Pain often develops because the accessory bone increases local pressure and can irritate the posterior tibial tendon or the surrounding soft tissue. In some patients, this may also be associated with flatfoot posture or posterior tibial tendon overload, which can amplify symptoms and make the area persistently irritated.

A useful way to think about it is this: the bone itself may be harmless, but the interface between bone, tendon, and shoe wear can become a mechanical pain generator. That is why symptom severity does not always match the size of the ossicle alone.

Diagnosis

Diagnosis begins with history and examination, especially when a patient presents with medial midfoot pain and a palpable prominence over the navicular tuberosity. Clinicians often look for localized tenderness, swelling, pain with resisted inversion or single-leg heel rise, and signs of posterior tibial tendon irritation.

Plain radiographs are usually sufficient to identify the accessory navicular and classify its type. Imaging may show a separate ossicle adjacent to the navicular, a synchondrosis in Type II lesions, or a fused prominence in Type III lesions; more advanced imaging may be helpful if tendon pathology or occult pain generators are suspected.

Differential diagnosis can include navicular stress injury, posterior tibial tendinopathy, plantar fasciopathy, tarsal coalition, and local soft-tissue bursitis. In practice, the combination of exam findings and imaging usually clarifies the diagnosis.

Treatment options

Most patients are treated conservatively first. Initial management commonly includes activity modification, temporary immobilization when symptoms are acute, footwear changes to reduce pressure, orthoses to support the medial arch, and anti-inflammatory strategies where appropriate.

Orthotic therapy is often used to reduce strain on the posterior tibial tendon and unload the painful prominence. Padding, wider shoes, and arch-supportive devices may help by decreasing direct shoe contact and improving midfoot mechanics.

Physiotherapy may be helpful when there is associated tendon overload, calf tightness, or altered foot function. Stretching, strengthening, and graded return to activity are commonly incorporated into management plans, especially when symptoms are linked to sport or prolonged standing.

Surgery is considered when pain persists despite well-conducted conservative care. Procedures may include excision of the accessory bone, contouring of the navicular prominence, and in selected cases repair or reattachment of the posterior tibial tendon, including approaches such as the Kidner procedure.

Surgical outcomes and concerns

Surgical treatment can be effective for carefully selected symptomatic cases, but procedure choice depends on the size and type of the accessory bone, tendon involvement, and the patient’s biomechanics.

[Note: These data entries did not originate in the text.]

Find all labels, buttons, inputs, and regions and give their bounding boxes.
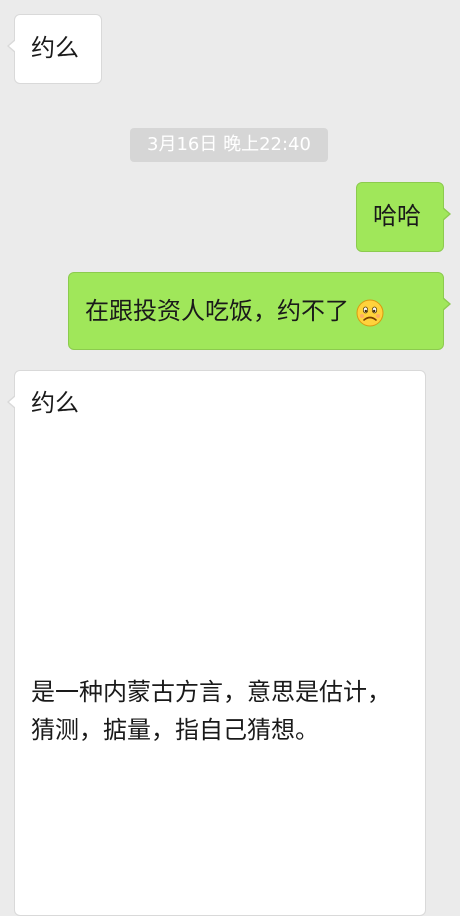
incoming-message-bubble[interactable]: 约么 — [7, 14, 102, 84]
timestamp-label: 3月16日 晚上22:40 — [130, 128, 328, 162]
frowning-face-icon — [356, 299, 384, 326]
incoming-message-bubble[interactable]: 约么 是一种内蒙古方言，意思是估计，猜测，掂量，指自己猜想。 — [7, 370, 426, 916]
message-text: 约么 — [31, 34, 79, 62]
message-title: 约么 — [31, 389, 79, 417]
message-text: 在跟投资人吃饭，约不了 — [85, 297, 349, 325]
message-body: 是一种内蒙古方言，意思是估计，猜测，掂量，指自己猜想。 — [31, 678, 391, 744]
outgoing-message-bubble[interactable]: 哈哈 — [356, 182, 451, 252]
message-content: 在跟投资人吃饭，约不了 — [85, 293, 384, 329]
outgoing-message-bubble[interactable]: 在跟投资人吃饭，约不了 — [68, 272, 451, 350]
message-text: 哈哈 — [373, 202, 421, 230]
chat-view: 约么 3月16日 晚上22:40 哈哈 在跟投资人吃饭，约不了 约么 是一种内蒙… — [0, 0, 460, 916]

Contemporary surgical series show that Type II lesions are most often treated operatively because they are more likely to be symptomatic.

Postoperative recovery typically involves immobilization and a staged return to weight bearing and activity. As with any foot surgery, outcomes depend on accurate diagnosis, adequate offloading, and restoration of tendon function rather than removal of the bone alone.

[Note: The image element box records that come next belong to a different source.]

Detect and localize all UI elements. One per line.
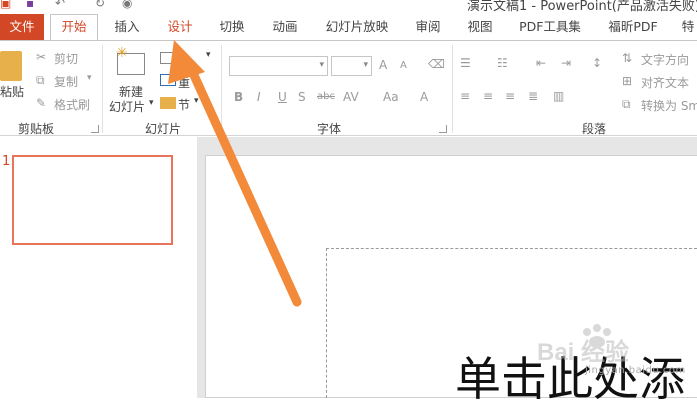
format-painter-button[interactable]: 格式刷 bbox=[54, 96, 90, 113]
bold-button[interactable]: B bbox=[234, 90, 243, 104]
reset-icon[interactable] bbox=[160, 74, 176, 86]
tab-transitions[interactable]: 切换 bbox=[210, 14, 254, 40]
tab-file[interactable]: 文件 bbox=[0, 14, 44, 40]
slide-thumbnail[interactable] bbox=[12, 155, 173, 245]
section-dropdown-icon[interactable]: ▾ bbox=[194, 96, 199, 106]
copy-button[interactable]: 复制 bbox=[54, 73, 78, 90]
paste-icon[interactable] bbox=[0, 51, 22, 81]
undo-icon[interactable]: ↶ bbox=[55, 0, 65, 10]
tab-foxit-pdf[interactable]: 福昕PDF bbox=[598, 14, 668, 40]
new-slide-dropdown-icon[interactable]: ▾ bbox=[149, 98, 154, 108]
font-color-button[interactable]: A bbox=[420, 90, 428, 104]
slide-number: 1 bbox=[2, 154, 11, 169]
tab-home[interactable]: 开始 bbox=[50, 14, 98, 41]
format-painter-icon[interactable]: ✎ bbox=[36, 96, 46, 110]
copy-dropdown-icon[interactable]: ▾ bbox=[87, 73, 92, 83]
watermark-url: jingyan.baidu.com bbox=[585, 365, 686, 376]
paste-button[interactable]: 粘贴 bbox=[0, 83, 24, 100]
paragraph-group-label: 段落 bbox=[582, 122, 607, 136]
align-left-icon[interactable]: ≡ bbox=[460, 89, 470, 103]
layout-icon[interactable] bbox=[160, 52, 176, 64]
font-name-combobox[interactable]: ▾ bbox=[229, 56, 328, 76]
save-icon[interactable]: ▪ bbox=[26, 0, 34, 10]
font-dialog-launcher[interactable] bbox=[439, 125, 447, 133]
section-icon[interactable] bbox=[160, 97, 176, 109]
chevron-down-icon: ▾ bbox=[363, 60, 368, 70]
bullets-icon[interactable]: ☰ bbox=[460, 56, 471, 70]
ribbon: 粘贴 ✂ 剪切 ⧉ 复制 ▾ ✎ 格式刷 剪贴板 ✳ 新建 幻灯片 ▾ ▾ 重 … bbox=[0, 40, 697, 136]
title-bar: ▣ ▪ ↶ ↻ ◉ 演示文稿1 - PowerPoint(产品激活失败) bbox=[0, 0, 697, 14]
grow-font-icon[interactable]: A bbox=[379, 58, 387, 72]
tab-pdf-tools[interactable]: PDF工具集 bbox=[512, 14, 588, 40]
strikethrough-button[interactable]: abc bbox=[317, 91, 335, 102]
new-slide-star-icon: ✳ bbox=[116, 45, 128, 61]
decrease-indent-icon[interactable]: ⇤ bbox=[536, 56, 546, 70]
chevron-down-icon: ▾ bbox=[319, 60, 324, 70]
cut-icon[interactable]: ✂ bbox=[36, 50, 46, 64]
tab-view[interactable]: 视图 bbox=[458, 14, 502, 40]
align-right-icon[interactable]: ≡ bbox=[505, 89, 515, 103]
ribbon-tabs: 文件 开始 插入 设计 切换 动画 幻灯片放映 审阅 视图 PDF工具集 福昕P… bbox=[0, 14, 697, 41]
reset-button[interactable]: 重 bbox=[178, 74, 190, 91]
change-case-button[interactable]: Aa bbox=[383, 90, 399, 104]
clipboard-group-label: 剪贴板 bbox=[18, 122, 55, 136]
tab-review[interactable]: 审阅 bbox=[406, 14, 450, 40]
numbering-icon[interactable]: ☷ bbox=[497, 56, 508, 70]
clipboard-dialog-launcher[interactable] bbox=[91, 125, 99, 133]
align-center-icon[interactable]: ≡ bbox=[483, 89, 493, 103]
underline-button[interactable]: U bbox=[278, 90, 287, 104]
group-separator bbox=[452, 45, 453, 133]
group-separator bbox=[102, 45, 103, 133]
font-group-label: 字体 bbox=[317, 122, 342, 136]
smartart-icon[interactable]: ⧉ bbox=[622, 97, 631, 112]
line-spacing-icon[interactable]: ↕ bbox=[592, 56, 602, 70]
copy-icon[interactable]: ⧉ bbox=[36, 73, 45, 88]
layout-dropdown-icon[interactable]: ▾ bbox=[206, 50, 211, 60]
slides-group-label: 幻灯片 bbox=[145, 122, 182, 136]
character-spacing-button[interactable]: AV bbox=[343, 90, 359, 104]
window-title: 演示文稿1 - PowerPoint(产品激活失败) bbox=[467, 0, 697, 14]
text-direction-icon[interactable]: ⇅ bbox=[622, 51, 632, 65]
powerpoint-logo-icon: ▣ bbox=[0, 0, 12, 10]
columns-icon[interactable]: ▥ bbox=[553, 89, 564, 103]
start-slideshow-icon[interactable]: ◉ bbox=[122, 0, 132, 10]
convert-smartart-button[interactable]: 转换为 Sm bbox=[641, 97, 697, 114]
increase-indent-icon[interactable]: ⇥ bbox=[561, 56, 571, 70]
text-direction-button[interactable]: 文字方向 bbox=[641, 51, 689, 68]
shadow-button[interactable]: S bbox=[298, 90, 306, 104]
justify-icon[interactable]: ≣ bbox=[528, 89, 538, 103]
tab-special[interactable]: 特 bbox=[676, 14, 697, 40]
tab-design[interactable]: 设计 bbox=[158, 14, 202, 40]
group-separator bbox=[221, 45, 222, 133]
align-text-button[interactable]: 对齐文本 bbox=[641, 74, 689, 91]
watermark-logo-text: Bai 经验 bbox=[537, 338, 629, 366]
font-size-combobox[interactable]: ▾ bbox=[331, 56, 372, 76]
shrink-font-icon[interactable]: A bbox=[400, 60, 407, 71]
cut-button[interactable]: 剪切 bbox=[54, 50, 78, 67]
tab-animations[interactable]: 动画 bbox=[263, 14, 307, 40]
tab-insert[interactable]: 插入 bbox=[105, 14, 149, 40]
tab-slideshow[interactable]: 幻灯片放映 bbox=[318, 14, 396, 40]
align-text-icon[interactable]: ⊞ bbox=[622, 74, 632, 88]
section-button[interactable]: 节 bbox=[178, 96, 190, 113]
italic-button[interactable]: I bbox=[257, 90, 261, 104]
clear-formatting-icon[interactable]: ⌫ bbox=[428, 57, 445, 71]
redo-icon[interactable]: ↻ bbox=[95, 0, 105, 10]
new-slide-button-line2[interactable]: 幻灯片 bbox=[109, 98, 145, 115]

Complications can include persistent pain, scar sensitivity, delayed return to sport, or ongoing posterior tibial tendon dysfunction if the underlying mechanics are not addressed. For that reason, surgery is usually reserved for patients whose symptoms are functionally limiting and resistant to conservative measures.

The os tibiale externum is best understood as a common accessory navicular variant with important biomechanical implications in a minority of patients. It is usually asymptomatic, but when it becomes painful, the problem is often a combination of bony prominence, synchondrosis irritation, footwear pressure, and posterior tibial tendon overload.

For clinicians, the key is to distinguish an incidental anatomic variant from a true pain source. For patients, the message is reassuring: most cases do not require surgery, and many symptomatic cases improve with load management, orthotic support, and targeted conservative treatment.